An International Ratings Agency, Fitch Ratings in its assessment of forex reserves in sub-Saharan Africa has indicated that international reserves held up by SSA sovereigns generally saw an improvement despite the severe shock from the COVID-19 pandemic disease.
According to Fitch Ratings, although reserves were held up well, official international reserve positions of sub-Saharan African (SSA) sovereigns deteriorated only mildly in even the worst cases.
This surprising resilience, which can also be observed in some other regions, in Sub-Saharan Africa reflects currency depreciation, import compression, official creditor support and valuation effects.
Furthermore, some level of substantial deprecation was experienced among some of the region’s sovereigns.
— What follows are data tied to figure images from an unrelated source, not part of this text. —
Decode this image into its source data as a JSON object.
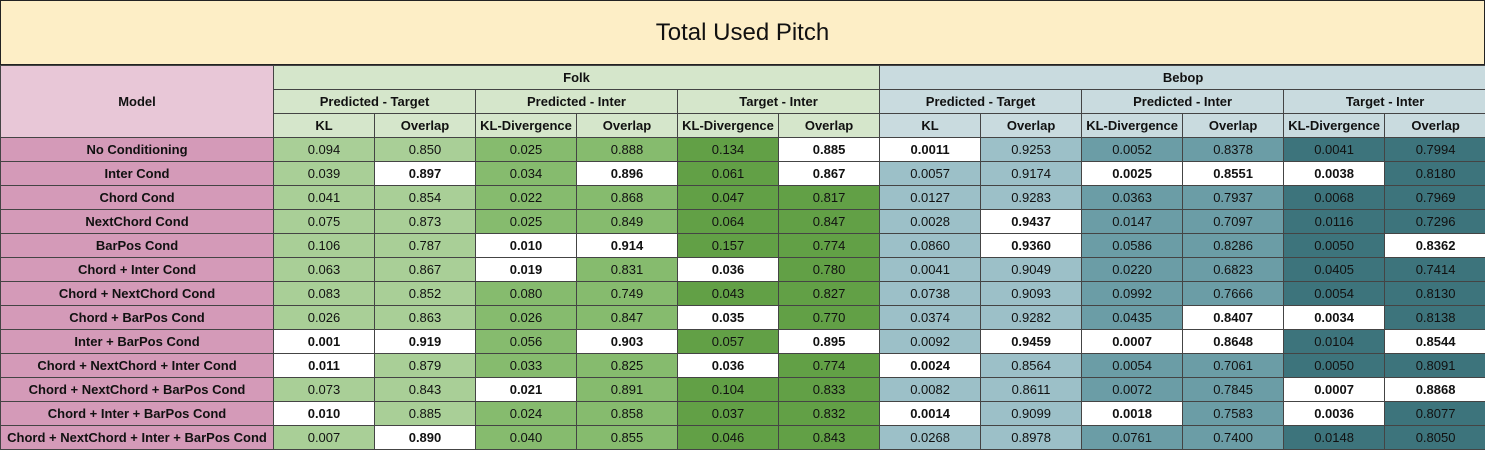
{
  "title": "Total Used Pitch",
  "header": {
    "model": "Model",
    "groups": [
      "Folk",
      "Bebop"
    ],
    "subgroups": [
      "Predicted - Target",
      "Predicted - Inter",
      "Target - Inter",
      "Predicted - Target",
      "Predicted - Inter",
      "Target - Inter"
    ],
    "metrics": [
      "KL",
      "Overlap",
      "KL-Divergence",
      "Overlap",
      "KL-Divergence",
      "Overlap",
      "KL",
      "Overlap",
      "KL-Divergence",
      "Overlap",
      "KL-Divergence",
      "Overlap"
    ]
  },
  "colors": {
    "title_bg": "#fdeec6",
    "model_header_bg": "#e8c7d7",
    "model_cell_bg": "#d49ab8",
    "folk_header_bg": "#d5e6cb",
    "bebop_header_bg": "#c9dbdf",
    "column_bg": [
      "#a9cf97",
      "#a9cf97",
      "#86bb6e",
      "#86bb6e",
      "#62a046",
      "#62a046",
      "#9cc0c8",
      "#9cc0c8",
      "#6b9da6",
      "#6b9da6",
      "#3d747c",
      "#3d747c"
    ],
    "highlight_bg": "#ffffff"
  },
  "rows": [
    {
      "model": "No Conditioning",
      "values": [
        "0.094",
        "0.850",
        "0.025",
        "0.888",
        "0.134",
        "0.885",
        "0.0011",
        "0.9253",
        "0.0052",
        "0.8378",
        "0.0041",
        "0.7994"
      ],
      "highlight": [
        5,
        6
      ]
    },
    {
      "model": "Inter Cond",
      "values": [
        "0.039",
        "0.897",
        "0.034",
        "0.896",
        "0.061",
        "0.867",
        "0.0057",
        "0.9174",
        "0.0025",
        "0.8551",
        "0.0038",
        "0.8180"
      ],
      "highlight": [
        1,
        3,
        5,
        8,
        9,
        10
      ]
    },
    {
      "model": "Chord Cond",
      "values": [
        "0.041",
        "0.854",
        "0.022",
        "0.868",
        "0.047",
        "0.817",
        "0.0127",
        "0.9283",
        "0.0363",
        "0.7937",
        "0.0068",
        "0.7969"
      ],
      "highlight": []
    },
    {
      "model": "NextChord Cond",
      "values": [
        "0.075",
        "0.873",
        "0.025",
        "0.849",
        "0.064",
        "0.847",
        "0.0028",
        "0.9437",
        "0.0147",
        "0.7097",
        "0.0116",
        "0.7296"
      ],
      "highlight": [
        7
      ]
    },
    {
      "model": "BarPos Cond",
      "values": [
        "0.106",
        "0.787",
        "0.010",
        "0.914",
        "0.157",
        "0.774",
        "0.0860",
        "0.9360",
        "0.0586",
        "0.8286",
        "0.0050",
        "0.8362"
      ],
      "highlight": [
        2,
        3,
        7,
        11
      ]
    },
    {
      "model": "Chord + Inter Cond",
      "values": [
        "0.063",
        "0.867",
        "0.019",
        "0.831",
        "0.036",
        "0.780",
        "0.0041",
        "0.9049",
        "0.0220",
        "0.6823",
        "0.0405",
        "0.7414"
      ],
      "highlight": [
        2,
        4
      ]
    },
    {
      "model": "Chord + NextChord Cond",
      "values": [
        "0.083",
        "0.852",
        "0.080",
        "0.749",
        "0.043",
        "0.827",
        "0.0738",
        "0.9093",
        "0.0992",
        "0.7666",
        "0.0054",
        "0.8130"
      ],
      "highlight": []
    },
    {
      "model": "Chord + BarPos Cond",
      "values": [
        "0.026",
        "0.863",
        "0.026",
        "0.847",
        "0.035",
        "0.770",
        "0.0374",
        "0.9282",
        "0.0435",
        "0.8407",
        "0.0034",
        "0.8138"
      ],
      "highlight": [
        4,
        9,
        10
      ]
    },
    {
      "model": "Inter + BarPos Cond",
      "values": [
        "0.001",
        "0.919",
        "0.056",
        "0.903",
        "0.057",
        "0.895",
        "0.0092",
        "0.9459",
        "0.0007",
        "0.8648",
        "0.0104",
        "0.8544"
      ],
      "highlight": [
        0,
        1,
        3,
        5,
        7,
        8,
        9,
        11
      ]
    },
    {
      "model": "Chord + NextChord + Inter Cond",
      "values": [
        "0.011",
        "0.879",
        "0.033",
        "0.825",
        "0.036",
        "0.774",
        "0.0024",
        "0.8564",
        "0.0054",
        "0.7061",
        "0.0050",
        "0.8091"
      ],
      "highlight": [
        0,
        4,
        6
      ]
    },
    {
      "model": "Chord + NextChord + BarPos Cond",
      "values": [
        "0.073",
        "0.843",
        "0.021",
        "0.891",
        "0.104",
        "0.833",
        "0.0082",
        "0.8611",
        "0.0072",
        "0.7845",
        "0.0007",
        "0.8868"
      ],
      "highlight": [
        2,
        10,
        11
      ]
    },
    {
      "model": "Chord + Inter + BarPos Cond",
      "values": [
        "0.010",
        "0.885",
        "0.024",
        "0.858",
        "0.037",
        "0.832",
        "0.0014",
        "0.9099",
        "0.0018",
        "0.7583",
        "0.0036",
        "0.8077"
      ],
      "highlight": [
        0,
        6,
        8,
        10
      ]
    },
    {
      "model": "Chord + NextChord + Inter + BarPos Cond",
      "values": [
        "0.007",
        "0.890",
        "0.040",
        "0.855",
        "0.046",
        "0.843",
        "0.0268",
        "0.8978",
        "0.0761",
        "0.7400",
        "0.0148",
        "0.8050"
      ],
      "highlight": [
        1
      ]
    }
  ]
}
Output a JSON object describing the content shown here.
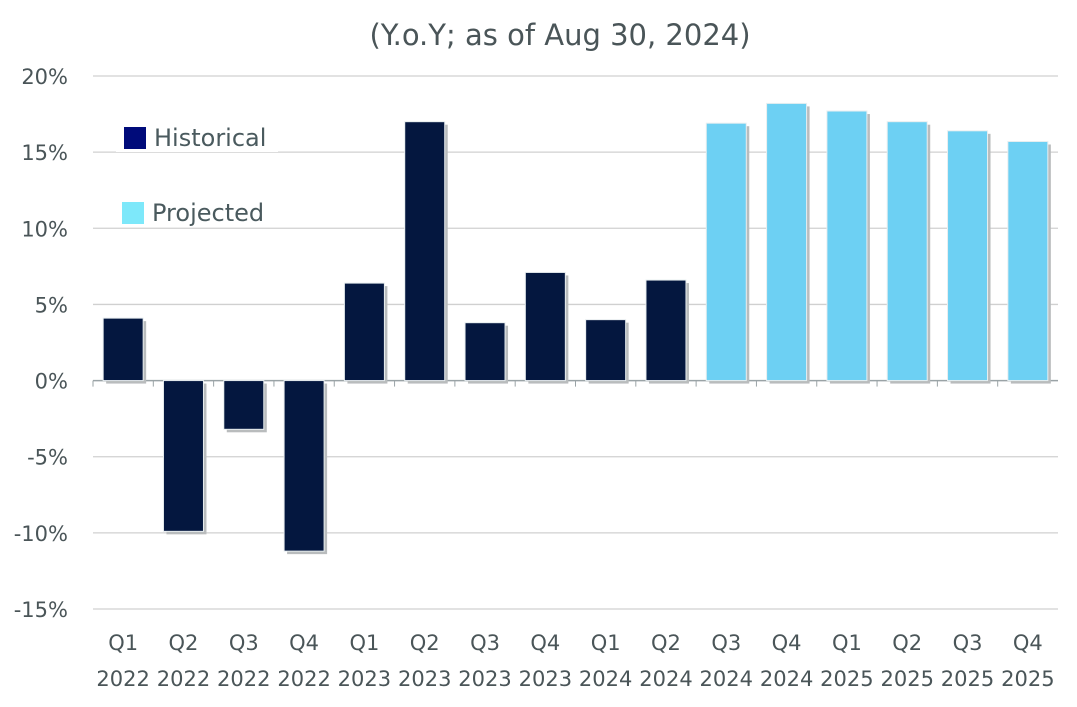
{
  "chart_data": {
    "type": "bar",
    "title": "(Y.o.Y; as of Aug 30, 2024)",
    "xlabel": "",
    "ylabel": "",
    "ylim": [
      -15,
      20
    ],
    "yticks": [
      20,
      15,
      10,
      5,
      0,
      -5,
      -10,
      -15
    ],
    "ytick_labels": [
      "20%",
      "15%",
      "10%",
      "5%",
      "0%",
      "-5%",
      "-10%",
      "-15%"
    ],
    "grid": true,
    "legend_position": "top-left",
    "categories": [
      [
        "Q1",
        "2022"
      ],
      [
        "Q2",
        "2022"
      ],
      [
        "Q3",
        "2022"
      ],
      [
        "Q4",
        "2022"
      ],
      [
        "Q1",
        "2023"
      ],
      [
        "Q2",
        "2023"
      ],
      [
        "Q3",
        "2023"
      ],
      [
        "Q4",
        "2023"
      ],
      [
        "Q1",
        "2024"
      ],
      [
        "Q2",
        "2024"
      ],
      [
        "Q3",
        "2024"
      ],
      [
        "Q4",
        "2024"
      ],
      [
        "Q1",
        "2025"
      ],
      [
        "Q2",
        "2025"
      ],
      [
        "Q3",
        "2025"
      ],
      [
        "Q4",
        "2025"
      ]
    ],
    "values": [
      4.1,
      -9.9,
      -3.2,
      -11.2,
      6.4,
      17.0,
      3.8,
      7.1,
      4.0,
      6.6,
      16.9,
      18.2,
      17.7,
      17.0,
      16.4,
      15.7
    ],
    "series_type": [
      "Historical",
      "Historical",
      "Historical",
      "Historical",
      "Historical",
      "Historical",
      "Historical",
      "Historical",
      "Historical",
      "Historical",
      "Projected",
      "Projected",
      "Projected",
      "Projected",
      "Projected",
      "Projected"
    ],
    "legend": [
      {
        "name": "Historical",
        "color": "#000b7a",
        "bar_color": "#04173f"
      },
      {
        "name": "Projected",
        "color": "#7de8fa",
        "bar_color": "#6dd0f3"
      }
    ]
  }
}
Some of the worst-hit sovereigns such as Angola and Seychelles, as well as sovereigns already in difficult circumstances before the pandemic such as Zambia, allowed their currency to absorb much of the shock. Most notably, the Angolan kwanza’s slid against the USD showing no signs of abating, while the South African Rand continued to recoup some of the heavy losses it has taken since the outset of 2020.
Meanwhile, some other countries experienced lower depreciation of their currencies. An example is Ghana, which experienced currency depreciation from January to December of less than 5 percent, a rate far better than an 8.33% loss for the same period in 2019.

With regards to the import position of sovereigns in the region, Fitch noted that imports of goods for many countries in the region fell much more sharply than exports. For example, exports from January to November 2020 in South Africa fell 6.6 percent year-on-year, while imports dropped by 23.6 percent.
The decline in imports was undergirded by the imposition of lockdowns notably in South Africa, tightened or continuing restrictions on foreign exchange in Nigeria and the Central African Economic and Monetary Community (CEMAC). Other reasons include the general hit to domestic incomes from the pandemic and, for oil importers, lower hydrocarbon prices.
This helped contain, and in some cases over-compensated, the hit from lower commodity prices and tourism revenue.
In Q2 of 2020, precisely in April, when the health effects of the pandemic turned critical and restrictions and lockdowns were imposed, available data shows that Ghana’s international reserves increased from $8.4 billion dollars at the end of 2019 to $10.4 billion.
Also, remittance flows varied, with a sharp fall in second Quarter in Nigeria and Uganda but broad stability in most other major recipients, although the hit could still materialize. Based on data from the World Bank, remittances to sub-Saharan Africa registered a small decline of 0.5 percent to $48 billion in 2019.
However, due to the COVID-19 crisis, remittance flows to the region were forecasted to decline by 23.1 percent to reach $37 billion in 2020, while a recovery of 4 percent was expected in 2021. Also, Fitch Ratings estimates that current account balances in 2020 improved in only five out of 19 sovereigns in the region.